Name what's changing and what's staying: in a season of transition it can feel like everything is changing suddenly and all at once. Pause, and take a moment to reflect and name what is in fact changing and what isn't. Maybe you're getting married and moving in with someone for the first time. That's a big change! However, maybe you're staying in the same city and in your same role at your job.
Create small anchors of routine: what are the parts of your day that leave you feeling most like yourself? Is it your morning coffee or mid day walk with your dog? Think about the habits that incorporate self care and identity. Maybe it's your weekly phone call with your sibling or the 15 minutes you spend at night before bed reading a book. Continue to make time for these small anchors. They will help ground you as you navigate so much newness.

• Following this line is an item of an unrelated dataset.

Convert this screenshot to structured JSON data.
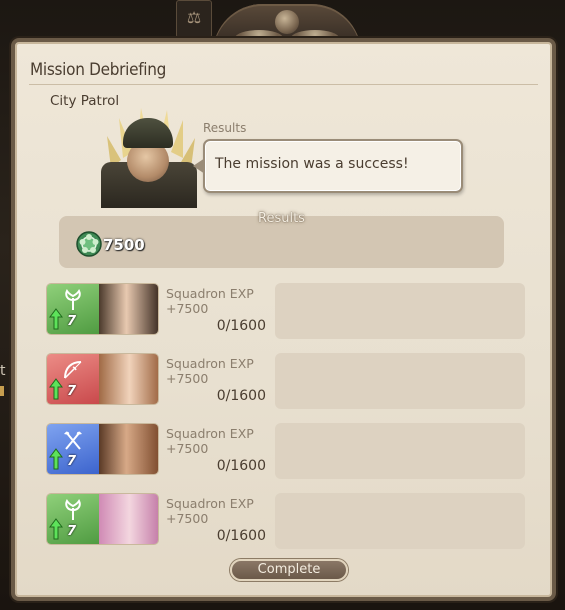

Limit comparison during transitions: it's often said that "comparison is the thief of joy." Comparing your transition to someone else's robs us of the uniqueness of our own new season. A lot of us might even assume other people's transitions went perfectly smoothly leaving us feeling like we "should" have done ours differently. There is no right way to handle transition.
Allow yourself to hold both grief and growth: as humans, we often find ourselves trapped in black or white thinking. Rarely are our emotions black and white. Often they are complex and fluid. Change can be both good and hard. It doesn't have to be one or the other. Give yourself permission to embrace your new transition with joy and excitement while also holding grief. Allow yourself to gently hold your sadness while cognitively recognizing that you will grow from this change. Allow yourself to feel and feel it all.

You Don't Have To Navigate Change Alone
Life transitions can be deeply meaningful AND they can be hard even when they are chosen. It's okay if you don't have it all figured out in the middle of your change. Growth can coexist with uncertainty. Therapy can be a space to slow down, reconnect with yourself and integrate change. You deserve support in it all. Whatever transition you're navigating, you don't have to carry it alone.